Zwangerschap na doorgemaakte kanker: heeft dat consequenties?
In de verloskunde wordt kanker relevanter door de steeds hogere leeftijd waarop vrouwen kinderen krijgen en de steeds betere behandeling van de ziekte. Deze Amerikaanse retrospectieve cohortstudie onderzoekt het effect van een voorgeschiedenis van kanker op perinatale uitkomsten.
De onderzoekers matchen de eerste doorgaande eenlingzwangerschap van vrouwen met kanker in de anamnese (n = 4.203) met zwangerschappen van vrouwen zonder kanker (n = 4.031349) op leeftijd, pariteit, etniciteit en opleidingsniveau. Daarnaast wordt gecorrigeerd voor roken, relationele status, inkomen en BMI. Vrouwen worden geïncludeerd wanneer zij tussen 1993 en 2012 de diagnose kanker hadden gehad. De meest voorkomende typen kanker in deze groep vrouwen zijn: melanoom (23%), schildklierkanker (23%), borstkanker (18%), Hodgkin (7%) en cervixcarcinoom (3%).
Vrouwen met borstkanker en leukemie in de anamnese hebben een grotere kans op vroeggeboorte voor 37 weken (resp. RR: 1.3; 1.1-1.6 en RR: 2.1; 1.3-3.5) en laag geboortegewicht <2500gr (resp. RR: 1.4; 1.2-1.8 en RR: 2.2; 1.2-4.1). Vrouwen met borstkanker hebben daarnaast een grotere kans op extreem laag geboortegewicht <1500gr (RR: 1.8; 1.1-2.8).
Het effect op vroeggeboorte is het sterkst voor vrouwen met cervixcarcinoom in de voorgeschiedenis (<37 weken RR: 2.8; 2.1-3.7 en <32 weken RR: 5.4; 3.1-9.6). In die groep komt ook vaker laag geboortegewicht (RR: 2.8; 2.0-4.0) en extreem laag geboortegewicht voor (RR: 4.3; 2.3-8.2). Bij Non-Hodgkin lymfoom worden vaker laag geboortegewicht (RR: 2.0; 1.1-3.5) en SGA (<P10, RR: 2.3; 1.5-3.6) gezien. De kans op intra-uteriene vruchtdood was door incomplete data niet te berekenen.

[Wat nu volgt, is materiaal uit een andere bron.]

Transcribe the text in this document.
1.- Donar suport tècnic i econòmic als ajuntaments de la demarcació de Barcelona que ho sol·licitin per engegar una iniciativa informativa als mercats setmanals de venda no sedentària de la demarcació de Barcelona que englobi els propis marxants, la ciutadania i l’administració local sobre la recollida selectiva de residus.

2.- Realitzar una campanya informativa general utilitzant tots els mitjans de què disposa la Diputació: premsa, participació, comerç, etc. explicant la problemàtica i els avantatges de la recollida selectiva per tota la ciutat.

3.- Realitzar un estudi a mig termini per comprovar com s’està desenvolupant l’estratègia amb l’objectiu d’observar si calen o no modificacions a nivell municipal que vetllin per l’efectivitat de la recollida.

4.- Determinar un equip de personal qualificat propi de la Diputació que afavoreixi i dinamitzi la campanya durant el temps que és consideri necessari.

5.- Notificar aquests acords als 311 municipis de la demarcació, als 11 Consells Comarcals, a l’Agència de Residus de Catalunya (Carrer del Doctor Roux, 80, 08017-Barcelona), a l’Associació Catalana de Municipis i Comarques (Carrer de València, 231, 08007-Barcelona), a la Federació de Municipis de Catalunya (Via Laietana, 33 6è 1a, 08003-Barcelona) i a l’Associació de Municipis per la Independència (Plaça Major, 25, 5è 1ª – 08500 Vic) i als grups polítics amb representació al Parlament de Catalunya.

De verhoogde risico’s door kanker komen vaak voort uit chirurgische behandeling van bijvoorbeeld cervixcarcinoom en chemotherapie (waardoor de afweer vermindert). In de klinische praktijk is het belangrijk om bedacht te zijn op de risico’s van groeivertraging en vroeggeboorte. Vooral bij cervixcarcinoom in de anamnese lijken monitoring en eventuele preventieve maatregelen van belang.